Although ionising radiation can damage DNA in the cells of people exposed to it, potentially their risk of cancer, it was less clear whether egg and sperm cells were similarly affected. In theory, mutations in these cells could be transmitted down the generations, potentially triggering developmental disorders or cancers in the descendents of radiation-exposed individuals.




© Photograph: Gleb Garanich/Reuters
The abandoned town of Pripyat near the Chernobyl nuclear power plant.

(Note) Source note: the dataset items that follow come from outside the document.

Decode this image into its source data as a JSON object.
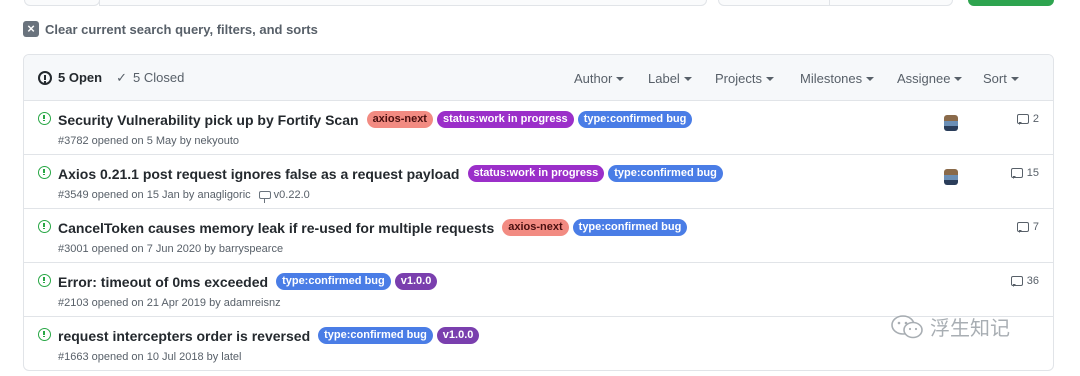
{
  "clear_search": {
    "label": "Clear current search query, filters, and sorts"
  },
  "header": {
    "open_label": "5 Open",
    "closed_label": "5 Closed",
    "filters": [
      "Author",
      "Label",
      "Projects",
      "Milestones",
      "Assignee",
      "Sort"
    ]
  },
  "issues": [
    {
      "title": "Security Vulnerability pick up by Fortify Scan",
      "labels": [
        {
          "text": "axios-next",
          "bg": "#f28b82",
          "fg": "#4a1010"
        },
        {
          "text": "status:work in progress",
          "bg": "#9b2fc9",
          "fg": "#ffffff"
        },
        {
          "text": "type:confirmed bug",
          "bg": "#4a7de6",
          "fg": "#ffffff"
        }
      ],
      "meta": "#3782 opened on 5 May by nekyouto",
      "milestone": "",
      "has_avatar": true,
      "comments": "2"
    },
    {
      "title": "Axios 0.21.1 post request ignores false as a request payload",
      "labels": [
        {
          "text": "status:work in progress",
          "bg": "#9b2fc9",
          "fg": "#ffffff"
        },
        {
          "text": "type:confirmed bug",
          "bg": "#4a7de6",
          "fg": "#ffffff"
        }
      ],
      "meta": "#3549 opened on 15 Jan by anagligoric",
      "milestone": "v0.22.0",
      "has_avatar": true,
      "comments": "15"
    },
    {
      "title": "CancelToken causes memory leak if re-used for multiple requests",
      "labels": [
        {
          "text": "axios-next",
          "bg": "#f28b82",
          "fg": "#4a1010"
        },
        {
          "text": "type:confirmed bug",
          "bg": "#4a7de6",
          "fg": "#ffffff"
        }
      ],
      "meta": "#3001 opened on 7 Jun 2020 by barryspearce",
      "milestone": "",
      "has_avatar": false,
      "comments": "7"
    },
    {
      "title": "Error: timeout of 0ms exceeded",
      "labels": [
        {
          "text": "type:confirmed bug",
          "bg": "#4a7de6",
          "fg": "#ffffff"
        },
        {
          "text": "v1.0.0",
          "bg": "#7a3fae",
          "fg": "#ffffff"
        }
      ],
      "meta": "#2103 opened on 21 Apr 2019 by adamreisnz",
      "milestone": "",
      "has_avatar": false,
      "comments": "36"
    },
    {
      "title": "request intercepters order is reversed",
      "labels": [
        {
          "text": "type:confirmed bug",
          "bg": "#4a7de6",
          "fg": "#ffffff"
        },
        {
          "text": "v1.0.0",
          "bg": "#7a3fae",
          "fg": "#ffffff"
        }
      ],
      "meta": "#1663 opened on 10 Jul 2018 by latel",
      "milestone": "",
      "has_avatar": false,
      "comments": ""
    }
  ],
  "watermark": {
    "text": "浮生知记",
    "icon": "wechat-icon"
  }
}
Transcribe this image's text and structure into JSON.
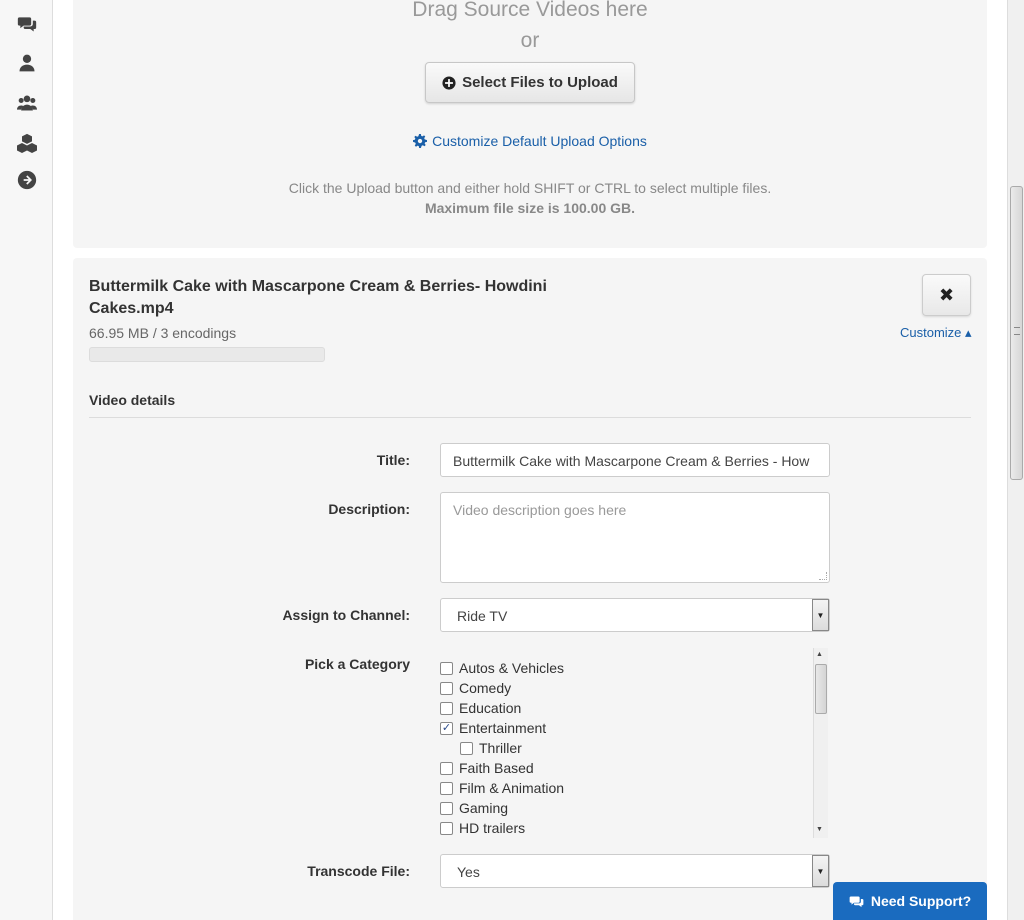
{
  "sidebar": {
    "icons": [
      "comments-icon",
      "user-icon",
      "users-icon",
      "cubes-icon",
      "arrow-circle-right-icon"
    ]
  },
  "upload": {
    "drop_title": "Drag Source Videos here",
    "or_text": "or",
    "select_button": "Select Files to Upload",
    "customize_link": "Customize Default Upload Options",
    "help_text": "Click the Upload button and either hold SHIFT or CTRL to select multiple files.",
    "max_size": "Maximum file size is 100.00 GB."
  },
  "file": {
    "name": "Buttermilk Cake with Mascarpone Cream & Berries- Howdini Cakes.mp4",
    "meta": "66.95 MB / 3 encodings",
    "progress": 0,
    "close_label": "✖",
    "customize_label": "Customize ▴"
  },
  "details": {
    "section_title": "Video details",
    "title_label": "Title:",
    "title_value": "Buttermilk Cake with Mascarpone Cream & Berries -  How",
    "description_label": "Description:",
    "description_placeholder": "Video description goes here",
    "channel_label": "Assign to Channel:",
    "channel_value": "Ride TV",
    "category_label": "Pick a Category",
    "categories": [
      {
        "label": "Autos & Vehicles",
        "checked": false,
        "indent": 0
      },
      {
        "label": "Comedy",
        "checked": false,
        "indent": 0
      },
      {
        "label": "Education",
        "checked": false,
        "indent": 0
      },
      {
        "label": "Entertainment",
        "checked": true,
        "indent": 0
      },
      {
        "label": "Thriller",
        "checked": false,
        "indent": 1
      },
      {
        "label": "Faith Based",
        "checked": false,
        "indent": 0
      },
      {
        "label": "Film & Animation",
        "checked": false,
        "indent": 0
      },
      {
        "label": "Gaming",
        "checked": false,
        "indent": 0
      },
      {
        "label": "HD trailers",
        "checked": false,
        "indent": 0
      }
    ],
    "transcode_label": "Transcode File:",
    "transcode_value": "Yes"
  },
  "support": {
    "label": "Need Support?"
  },
  "colors": {
    "link": "#1a5fa8",
    "support_bg": "#1a6bbf",
    "panel_bg": "#f5f5f5"
  }
}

To investigate this possibility, Chanock and his colleagues analysed the genomes of 130 children born to parents who were either involved in the cleanup of the Chernobyl site after the accident, or were evacuated from nearby towns and settlements, as well the parents’ genomes. All of the children were conceived after the accident.

Even though their parents had been exposed to high levels of radiation, there was no increase in the number of new mutations – those not detected in either parent but that could have arisen because of damage to their eggs or sperm – in these children.

“These mutations may be in the parents’ blood, but we’re not seeing this horrific science-fiction-like mutation of sperm and eggs,” said Chanock. “I think this should be reassuring data that there’s a lack of evidence for substantial or significant transgenerational effects.”

Dr Alex Cagan, a postdoctoral fellow at the Wellcome Sanger Institute in Hinxton, England, said: “While these findings do not diminish the innumerable personal tragedies associated with the Chernobyl nuclear accident they do provide a glimmer of hope that the potentially damaging effects to DNA do not appear to have been passed down to the children of those involved.”